Танкист (лицо измученное, злое): “Вас защищать!”
“От кого? Мы тебя звали?”
“От кого, от кого… От фашистов! Они завтра должны были вас захватить”.
“На, поешь! Дай там другим своим. Вы откуда, с самолета или с военной базы?”
“Не имеем права говорить”.
“Но как вы здесь оказались? Вы знаете, где вы находитесь?”
“В Германии?..”
Я (танкисту): “Послушайте, я свой, из Москвы. Объясните, какой у вас приказ: людей пропускаете, а машины? Они спрашивают: машины будете пропускать?”
“Ничего не знаю, отойдите от машины!”
“Но люди же должны хотя бы понять, что им можно, а чего нельзя!
Чего вы требуете?”
“А это какой город?”
“Товарищ, они спрашивают, как им быть, к кому обращаться? Тут медицинский транспорт, им надо проехать”.
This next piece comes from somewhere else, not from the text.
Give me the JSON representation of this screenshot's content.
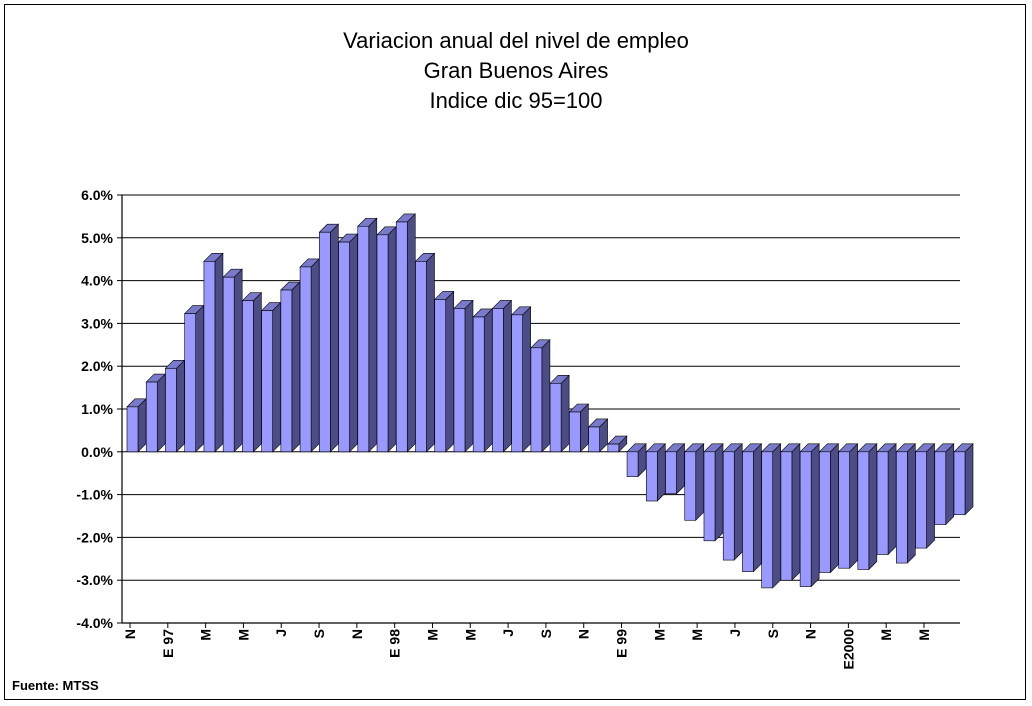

“Ой, это не вы снимались в кино “Республика ШКИД”? Не можете расписаться на память? Такая встреча!”
В эту ночь мы не спали ни минуты. Не спали и днем. Не спали и в следующую ночь. Разговаривали и пили водку, закусывая яблоками.
Другой еды как-то не попалось. Ресторан гостиницы закрылся по случаю всеобщей забастовки и в связи с отсутствием посетителей.
Август – месяц туристов. До событий гостиница была полна, а теперь… Уехали многочисленные немцы, уехали австрийцы, исчезли американцы, французы, скандинавы… Во всем огромном отеле, кажется, остались только мы с Гришей. На нас смотрели с недоумением и плохо скрытой неприязнью.
Мы дошли до вокзала, чтобы узнать, пойдет ли поезд на Москву
22-го вечером. На этот поезд у нас были билеты. Однако вокзал был полностью блокирован, и ходил слух, что никакие поезда не ходят и не пойдут по причине все той же всеобщей забастовки.